The missing readme notes

Chapter 2: getting to conscious competence.

Learning to learn

  • Front-load your learning: learn how everything works.

  • Learn by doing: we learn little by reading and learn a lot by doing.

  • Experiment with code: run experiments to learn how code truly works.

  • Read: spend a portion of each week reading. You can read: team documentation, design documents, tickets backlogs, books, papers, and technical sites.

  • Watch presentations: It could be: internal company talks or external Youtube videos (tutorials or conference presentations).

  • Attend meetups and conferences (sparingly): These are good for networking and discovering new ideas.

  • shadow and pair with experienced engineers: The shadower is an active participant: they take notes and ask questions.

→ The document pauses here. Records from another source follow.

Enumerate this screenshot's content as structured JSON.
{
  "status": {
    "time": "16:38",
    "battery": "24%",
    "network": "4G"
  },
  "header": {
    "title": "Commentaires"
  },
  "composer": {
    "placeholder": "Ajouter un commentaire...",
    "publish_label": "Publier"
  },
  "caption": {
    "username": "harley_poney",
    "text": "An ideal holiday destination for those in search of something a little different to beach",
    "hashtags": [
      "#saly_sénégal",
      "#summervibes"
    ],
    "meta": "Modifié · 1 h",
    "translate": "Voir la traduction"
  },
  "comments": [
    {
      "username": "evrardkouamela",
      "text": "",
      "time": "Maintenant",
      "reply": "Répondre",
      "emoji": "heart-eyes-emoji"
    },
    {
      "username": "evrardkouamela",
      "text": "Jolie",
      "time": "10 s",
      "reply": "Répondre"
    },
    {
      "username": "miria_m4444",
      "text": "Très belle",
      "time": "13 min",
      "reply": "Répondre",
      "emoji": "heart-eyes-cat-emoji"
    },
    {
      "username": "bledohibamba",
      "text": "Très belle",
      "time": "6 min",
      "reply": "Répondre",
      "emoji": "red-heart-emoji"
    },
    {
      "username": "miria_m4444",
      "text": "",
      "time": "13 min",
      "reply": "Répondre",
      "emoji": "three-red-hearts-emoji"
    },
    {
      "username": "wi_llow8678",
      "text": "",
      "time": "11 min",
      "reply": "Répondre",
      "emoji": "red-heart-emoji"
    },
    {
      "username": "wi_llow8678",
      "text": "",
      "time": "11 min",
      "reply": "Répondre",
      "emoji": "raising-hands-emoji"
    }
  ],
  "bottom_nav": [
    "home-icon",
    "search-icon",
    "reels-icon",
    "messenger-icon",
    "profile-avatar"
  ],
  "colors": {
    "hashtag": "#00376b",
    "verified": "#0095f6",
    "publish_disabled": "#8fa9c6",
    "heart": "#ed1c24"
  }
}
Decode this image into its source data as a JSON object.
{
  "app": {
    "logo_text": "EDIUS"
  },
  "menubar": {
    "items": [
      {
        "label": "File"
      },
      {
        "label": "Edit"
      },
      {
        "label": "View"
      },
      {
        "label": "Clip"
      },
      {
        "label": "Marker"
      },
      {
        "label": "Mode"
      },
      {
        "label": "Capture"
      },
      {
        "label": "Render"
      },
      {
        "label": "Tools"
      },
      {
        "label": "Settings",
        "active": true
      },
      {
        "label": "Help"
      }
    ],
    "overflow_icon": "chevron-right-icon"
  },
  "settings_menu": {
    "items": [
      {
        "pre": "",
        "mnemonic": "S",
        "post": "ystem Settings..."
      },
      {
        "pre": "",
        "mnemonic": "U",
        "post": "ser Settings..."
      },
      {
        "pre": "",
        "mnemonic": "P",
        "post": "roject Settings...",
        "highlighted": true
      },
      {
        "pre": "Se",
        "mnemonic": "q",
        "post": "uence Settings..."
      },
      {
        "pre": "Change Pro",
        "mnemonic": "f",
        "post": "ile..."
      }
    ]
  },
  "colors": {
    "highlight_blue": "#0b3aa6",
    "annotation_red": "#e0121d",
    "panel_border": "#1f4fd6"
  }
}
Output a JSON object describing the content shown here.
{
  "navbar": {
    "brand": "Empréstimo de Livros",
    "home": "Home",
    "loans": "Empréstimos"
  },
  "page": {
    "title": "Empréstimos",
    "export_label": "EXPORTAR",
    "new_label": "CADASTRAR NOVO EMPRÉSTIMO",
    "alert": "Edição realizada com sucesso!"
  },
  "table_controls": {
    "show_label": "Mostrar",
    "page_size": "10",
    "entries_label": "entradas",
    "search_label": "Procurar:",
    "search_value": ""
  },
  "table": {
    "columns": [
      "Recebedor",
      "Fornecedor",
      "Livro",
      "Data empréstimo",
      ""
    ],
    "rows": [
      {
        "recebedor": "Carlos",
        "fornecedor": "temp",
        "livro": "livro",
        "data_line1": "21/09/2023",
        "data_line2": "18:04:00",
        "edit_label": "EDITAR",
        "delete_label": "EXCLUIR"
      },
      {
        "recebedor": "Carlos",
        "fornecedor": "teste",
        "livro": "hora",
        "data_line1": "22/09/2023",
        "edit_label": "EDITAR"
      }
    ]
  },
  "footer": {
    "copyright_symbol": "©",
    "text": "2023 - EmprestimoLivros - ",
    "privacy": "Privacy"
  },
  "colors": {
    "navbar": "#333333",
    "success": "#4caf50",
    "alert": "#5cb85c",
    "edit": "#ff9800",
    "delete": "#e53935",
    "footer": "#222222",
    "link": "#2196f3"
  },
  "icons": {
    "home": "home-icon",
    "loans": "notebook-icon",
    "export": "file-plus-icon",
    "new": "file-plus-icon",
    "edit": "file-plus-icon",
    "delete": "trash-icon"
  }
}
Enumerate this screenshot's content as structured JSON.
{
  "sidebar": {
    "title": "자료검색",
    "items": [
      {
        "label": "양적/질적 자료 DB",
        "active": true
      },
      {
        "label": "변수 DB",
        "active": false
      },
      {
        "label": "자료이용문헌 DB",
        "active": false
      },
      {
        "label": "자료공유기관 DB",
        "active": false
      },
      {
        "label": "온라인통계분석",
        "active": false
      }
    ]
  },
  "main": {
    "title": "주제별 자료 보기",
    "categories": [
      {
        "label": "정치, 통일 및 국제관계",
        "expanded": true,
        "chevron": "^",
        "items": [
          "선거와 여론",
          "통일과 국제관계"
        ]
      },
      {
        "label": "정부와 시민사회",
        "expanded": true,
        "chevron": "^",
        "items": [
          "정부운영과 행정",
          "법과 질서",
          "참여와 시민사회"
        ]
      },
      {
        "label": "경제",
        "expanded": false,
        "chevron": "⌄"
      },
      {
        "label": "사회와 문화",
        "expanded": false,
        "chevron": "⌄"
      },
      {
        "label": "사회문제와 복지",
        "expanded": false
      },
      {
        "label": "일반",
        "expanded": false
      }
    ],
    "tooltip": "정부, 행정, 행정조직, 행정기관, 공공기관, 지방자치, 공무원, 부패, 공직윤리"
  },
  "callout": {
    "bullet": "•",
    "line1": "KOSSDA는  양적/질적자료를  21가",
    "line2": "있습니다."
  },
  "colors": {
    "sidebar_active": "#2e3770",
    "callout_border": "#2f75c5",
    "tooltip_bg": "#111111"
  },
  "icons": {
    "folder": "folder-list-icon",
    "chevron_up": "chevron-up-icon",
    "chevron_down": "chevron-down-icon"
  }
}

  • Experiment with side projects: Working on side projects will expose you to new technologies and ideas.

Asking questions

  • Do your research: try to find the answer for yourself. Not only on the internet; search on docs, readmes, and bugs tracker. Try to turn your code questions into unit tests to demonstrate.

  • Timebox: limit how long you research a question. Set a limit for your question before your start to search.

  • Show your work: Describe to others what you did to find the answer, that will help them to find a specific answer and avoid options.

  • Prefer multicast, asynchronous communication: post your question in a chat or mail group, that will avoid interrupting others.